Make your daughter front the money via taking out loans, and then pay them off after the fact if she performs to your expectations. Don't pay for a quarter ahead of time and then hold the next one over her head; hold the present quarter over her head instead.

Anything below a 2.0 at most colleges is academic probation, and less than 2.0 is dismissal for more then a semester in a row is academic dismissal. I would simplify it to basically be if she gets higher than a 3.0, you give her financial support. Anything less, and you retain the right to make her pay for some or all of the expenses at your discretion. That will light a fire under her ass not to dither about with her grades. And obviously, you need to be prepared to follow through if she does poorly in a given quarter, no matter how much she begs.

However, I would also allow her a mulligan or two since everyone in college fucks up occasionally. You did. I certainly did. Everyone has a bad semester (or quarter in your daughter's case). Perhaps cruelly, many people's worst semester/quarter is their first. And as another user said, a quarter is really too short a time; I imagine half the challenge the first ten weeks or so will just be your child adjusting to the college environment and making friends and stuff. I would give her a quarter or two to get her bearings before putting the hammer down.
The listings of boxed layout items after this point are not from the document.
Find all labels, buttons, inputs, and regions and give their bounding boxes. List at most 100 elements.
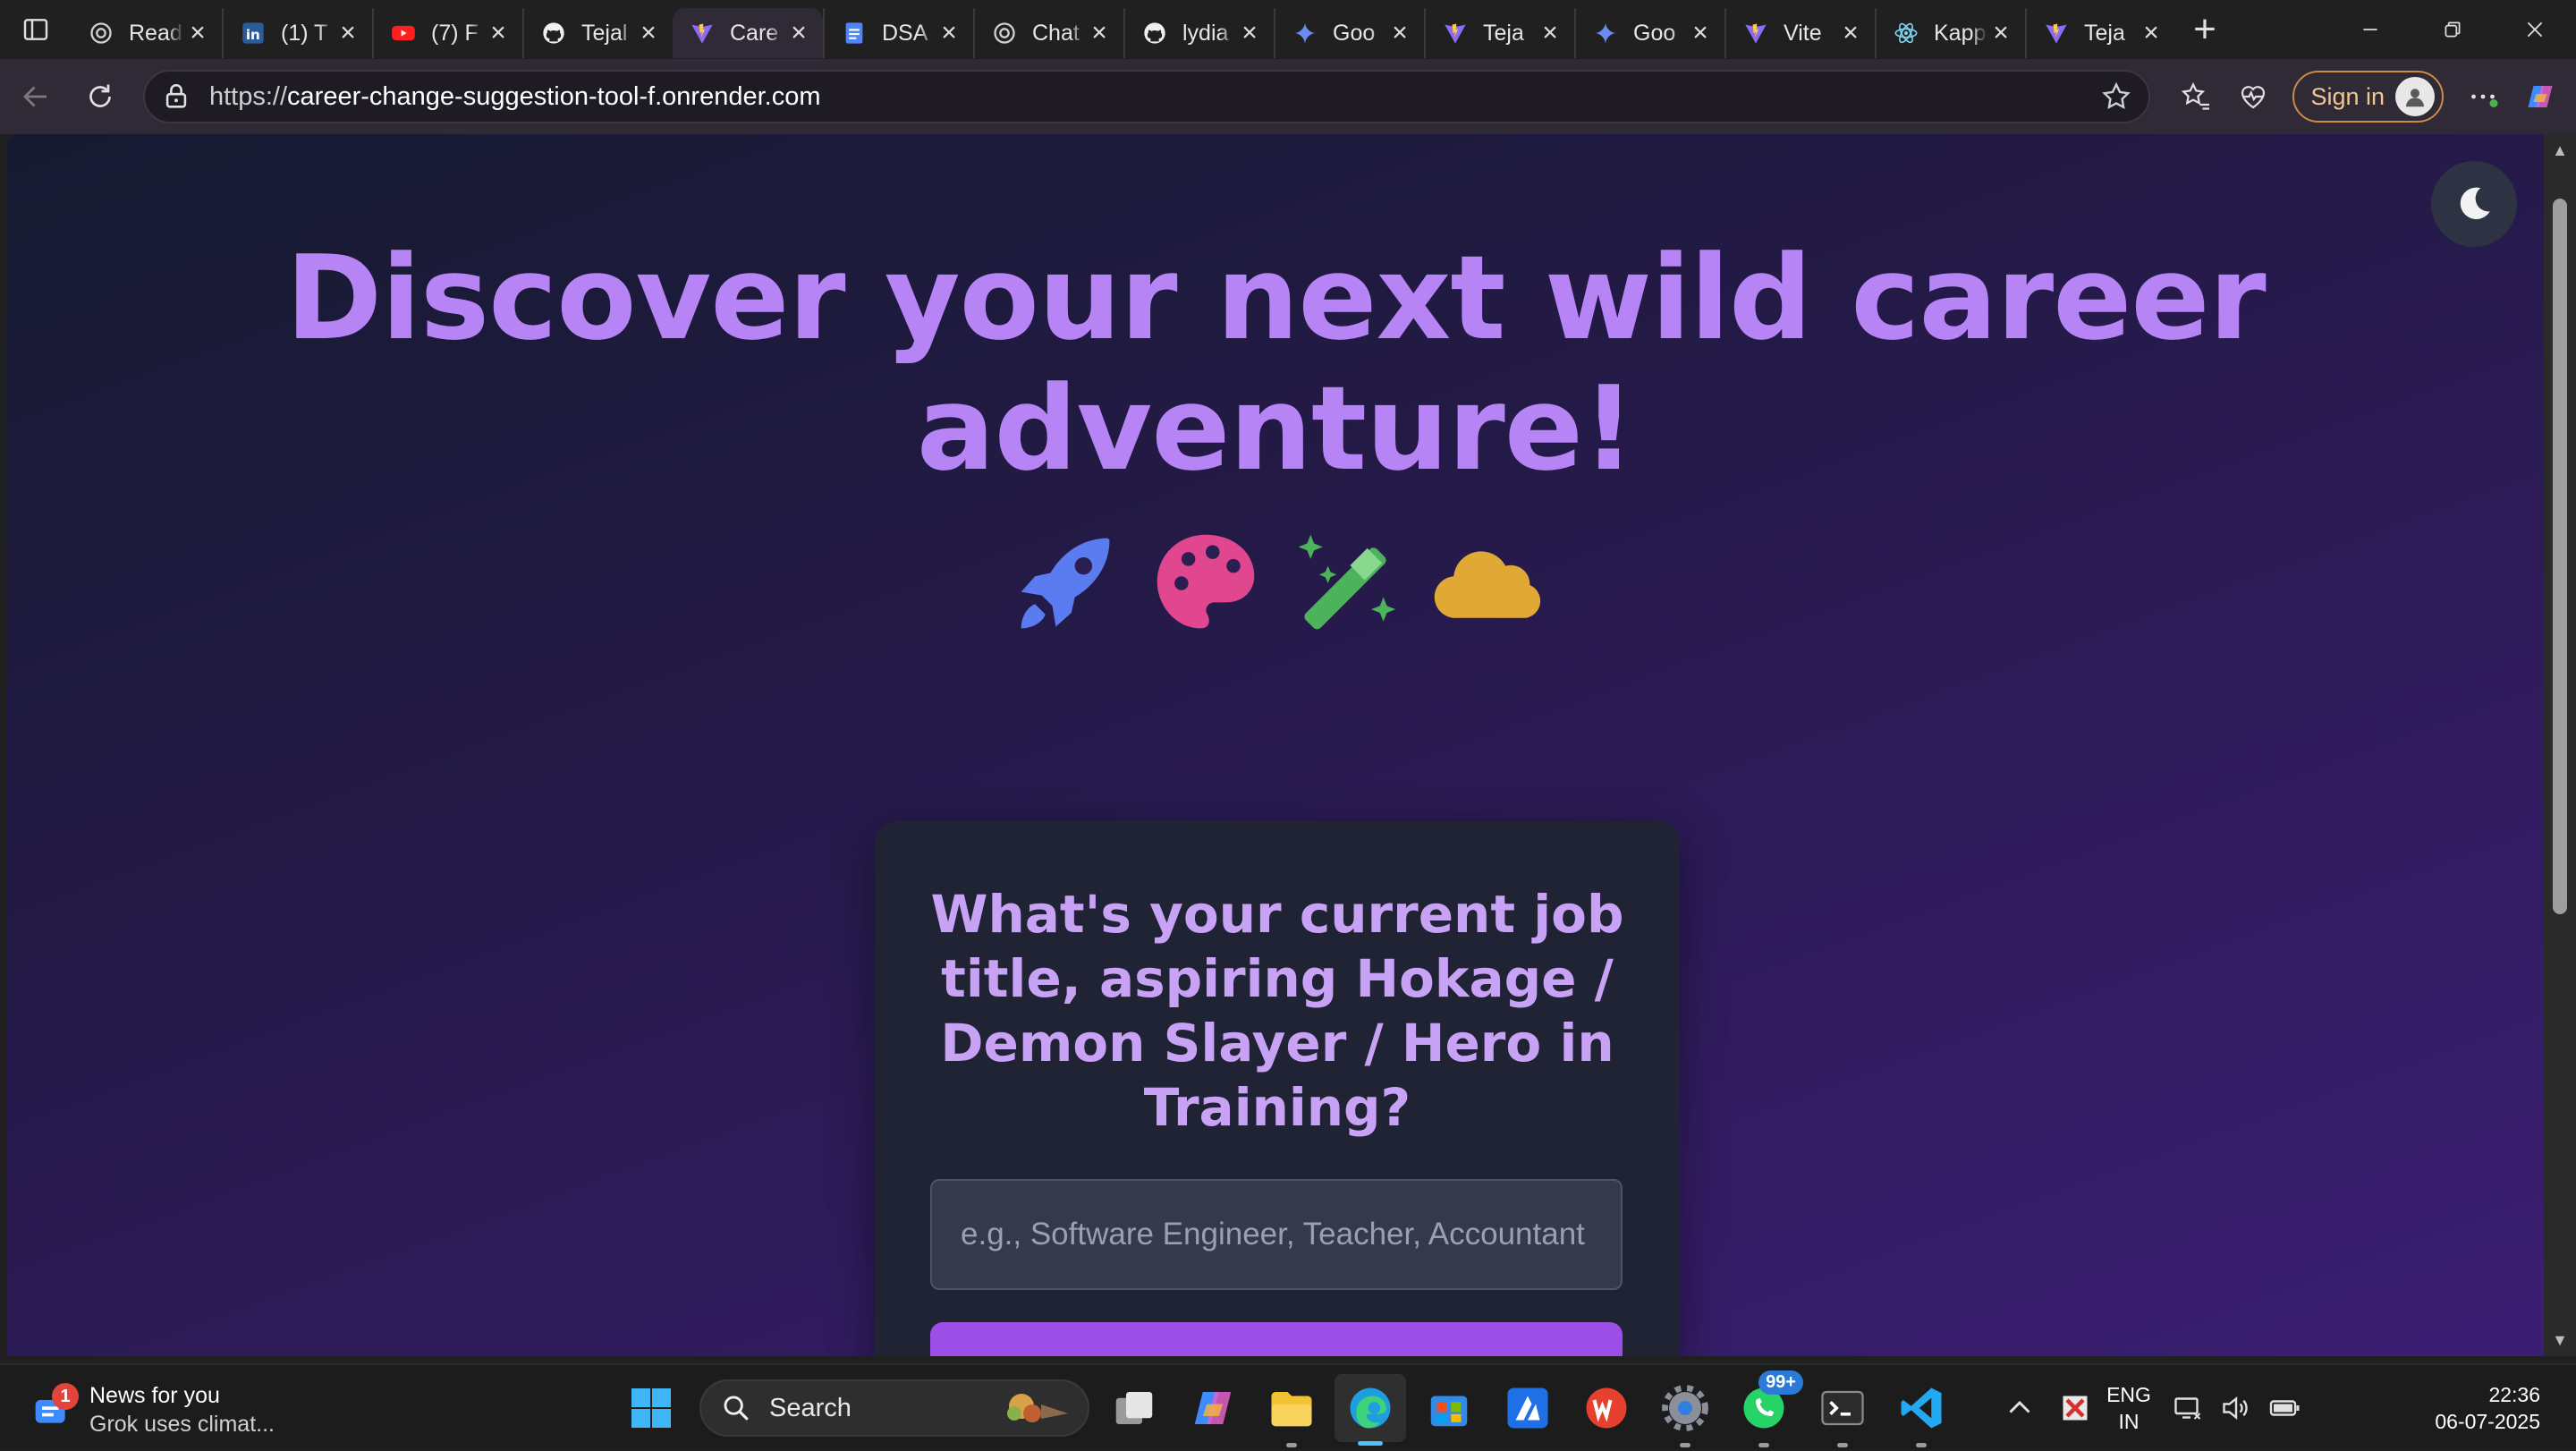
linkedin-icon: in bbox=[240, 20, 267, 47]
tab-close-icon[interactable]: × bbox=[1236, 20, 1263, 47]
browser-tab[interactable]: Goo × bbox=[1274, 8, 1424, 58]
network-status[interactable] bbox=[2170, 1390, 2206, 1426]
close-icon bbox=[2527, 21, 2543, 38]
tab-close-icon[interactable]: × bbox=[785, 20, 812, 47]
tab-bar: Read × in (1) T × (7) F × Tejal × Care × DSA × Chat × l… bbox=[0, 0, 2576, 59]
url-host: career-change-suggestion-tool-f.onrender… bbox=[287, 81, 821, 111]
clock-date: 06-07-2025 bbox=[2435, 1410, 2540, 1433]
page-scrollbar[interactable]: ▲ ▼ bbox=[2544, 134, 2576, 1356]
tab-close-icon[interactable]: × bbox=[1537, 20, 1563, 47]
submit-button[interactable] bbox=[930, 1322, 1623, 1356]
news-widget-icon: 1 bbox=[32, 1383, 79, 1430]
copilot-icon bbox=[2528, 86, 2553, 107]
edge-icon bbox=[1350, 1387, 1391, 1429]
tab-close-icon[interactable]: × bbox=[1086, 20, 1113, 47]
browser-tab[interactable]: Tejal × bbox=[522, 8, 673, 58]
settings-app[interactable] bbox=[1658, 1381, 1712, 1447]
back-arrow-icon bbox=[23, 86, 47, 107]
scroll-thumb[interactable] bbox=[2553, 199, 2567, 914]
profile-avatar-icon bbox=[2395, 77, 2435, 116]
news-widget[interactable]: 1 News for you Grok uses climat... bbox=[32, 1381, 275, 1438]
battery-status[interactable] bbox=[2267, 1390, 2302, 1426]
browser-tab[interactable]: Vite × bbox=[1724, 8, 1875, 58]
scroll-up-arrow-icon[interactable]: ▲ bbox=[2551, 141, 2569, 159]
tab-title: Chat bbox=[1032, 20, 1080, 46]
wps-office-app[interactable] bbox=[1580, 1381, 1633, 1435]
scroll-down-arrow-icon[interactable]: ▼ bbox=[2551, 1331, 2569, 1349]
network-icon bbox=[2174, 1397, 2201, 1420]
tab-close-icon[interactable]: × bbox=[184, 20, 211, 47]
close-window-button[interactable] bbox=[2494, 0, 2576, 59]
edge-browser-app[interactable] bbox=[1335, 1374, 1406, 1446]
tab-title: DSA bbox=[882, 20, 928, 46]
browser-tab[interactable]: DSA × bbox=[823, 8, 973, 58]
magic-wand-icon bbox=[1298, 534, 1396, 630]
tab-close-icon[interactable]: × bbox=[936, 20, 962, 47]
career-form-card: What's your current job title, aspiring … bbox=[875, 821, 1680, 1356]
browser-tab[interactable]: in (1) T × bbox=[222, 8, 372, 58]
browser-tab[interactable]: Care × bbox=[673, 8, 823, 58]
gemini-icon bbox=[1292, 20, 1318, 47]
browser-tab[interactable]: Teja × bbox=[2025, 8, 2175, 58]
tab-close-icon[interactable]: × bbox=[1987, 20, 2014, 47]
clock[interactable]: 22:36 06-07-2025 bbox=[2415, 1381, 2540, 1435]
tab-close-icon[interactable]: × bbox=[1687, 20, 1714, 47]
vertical-tabs-button[interactable] bbox=[0, 0, 72, 59]
taskbar-search[interactable]: Search bbox=[699, 1379, 1089, 1437]
address-bar[interactable]: https://career-change-suggestion-tool-f.… bbox=[143, 70, 2150, 123]
task-view-icon bbox=[1115, 1392, 1153, 1424]
docs-icon bbox=[841, 20, 868, 47]
tab-close-icon[interactable]: × bbox=[335, 20, 361, 47]
language-indicator[interactable]: ENG IN bbox=[2102, 1381, 2156, 1435]
browser-tab[interactable]: Read × bbox=[72, 8, 222, 58]
vscode-app[interactable] bbox=[1894, 1381, 1948, 1447]
favorite-star-icon[interactable] bbox=[2100, 81, 2132, 113]
cloud-icon bbox=[1434, 551, 1540, 618]
address-toolbar: https://career-change-suggestion-tool-f.… bbox=[0, 59, 2576, 134]
running-indicator bbox=[1758, 1443, 1769, 1447]
copilot-taskbar-app[interactable] bbox=[1186, 1381, 1240, 1435]
folder-icon bbox=[1271, 1392, 1312, 1427]
sign-in-button[interactable]: Sign in bbox=[2292, 71, 2444, 123]
site-info-icon[interactable] bbox=[161, 81, 191, 112]
microsoft-store-app[interactable] bbox=[1422, 1381, 1476, 1435]
moon-icon bbox=[2460, 187, 2490, 220]
restore-button[interactable] bbox=[2411, 0, 2494, 59]
file-explorer-app[interactable] bbox=[1265, 1381, 1318, 1447]
whatsapp-app[interactable]: 99+ bbox=[1737, 1370, 1803, 1447]
tab-close-icon[interactable]: × bbox=[2138, 20, 2165, 47]
browser-tab[interactable]: lydia × bbox=[1123, 8, 1274, 58]
browser-tab[interactable]: Goo × bbox=[1574, 8, 1724, 58]
browser-essentials-button[interactable] bbox=[2224, 68, 2282, 125]
tab-close-icon[interactable]: × bbox=[635, 20, 662, 47]
sign-in-label: Sign in bbox=[2310, 82, 2385, 110]
browser-tab[interactable]: Chat × bbox=[973, 8, 1123, 58]
tab-close-icon[interactable]: × bbox=[1386, 20, 1413, 47]
github-icon bbox=[1141, 20, 1168, 47]
minimize-button[interactable] bbox=[2329, 0, 2411, 59]
back-button[interactable] bbox=[7, 68, 64, 125]
task-view-button[interactable] bbox=[1107, 1381, 1161, 1435]
browser-tab[interactable]: (7) F × bbox=[372, 8, 522, 58]
vite-icon bbox=[689, 20, 716, 47]
tab-close-icon[interactable]: × bbox=[485, 20, 512, 47]
tab-title: Tejal bbox=[581, 20, 628, 46]
gear-icon bbox=[1662, 1385, 1708, 1431]
windows-start-icon[interactable] bbox=[630, 1387, 673, 1430]
terminal-app[interactable] bbox=[1816, 1381, 1869, 1447]
tab-actions-icon bbox=[23, 19, 48, 40]
volume-control[interactable] bbox=[2218, 1390, 2254, 1426]
url-scheme: https:// bbox=[209, 81, 288, 111]
job-title-input[interactable] bbox=[930, 1179, 1623, 1290]
reload-button[interactable] bbox=[72, 68, 129, 125]
copilot-button[interactable] bbox=[2512, 68, 2569, 125]
new-tab-button[interactable]: + bbox=[2175, 0, 2234, 59]
browser-tab[interactable]: Teja × bbox=[1424, 8, 1574, 58]
show-hidden-icons-button[interactable] bbox=[2002, 1390, 2038, 1426]
favorites-button[interactable] bbox=[2167, 68, 2224, 125]
tray-app-button[interactable] bbox=[2057, 1390, 2093, 1426]
authy-app[interactable] bbox=[1501, 1381, 1555, 1435]
browser-tab[interactable]: Kapp × bbox=[1875, 8, 2025, 58]
settings-more-button[interactable] bbox=[2454, 68, 2512, 125]
tab-close-icon[interactable]: × bbox=[1837, 20, 1864, 47]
Also, you went to high school and college so you probably know this already, but I wouldn't use high school as a proxy for judging how "college-ready" you think your child will be. Good grades in High School ≠ Good grades in College. College isn't necessarily easier or harder than high school; some kids (myself included, I did terrible in high school) will do well in one but crash and burn in the other.

As long as she knows that when college rolls around that its balls to the walls and as long as she knows what the consequences will be for slacking off in college, you've done your part. As a newly clad adult, the rest is up to her.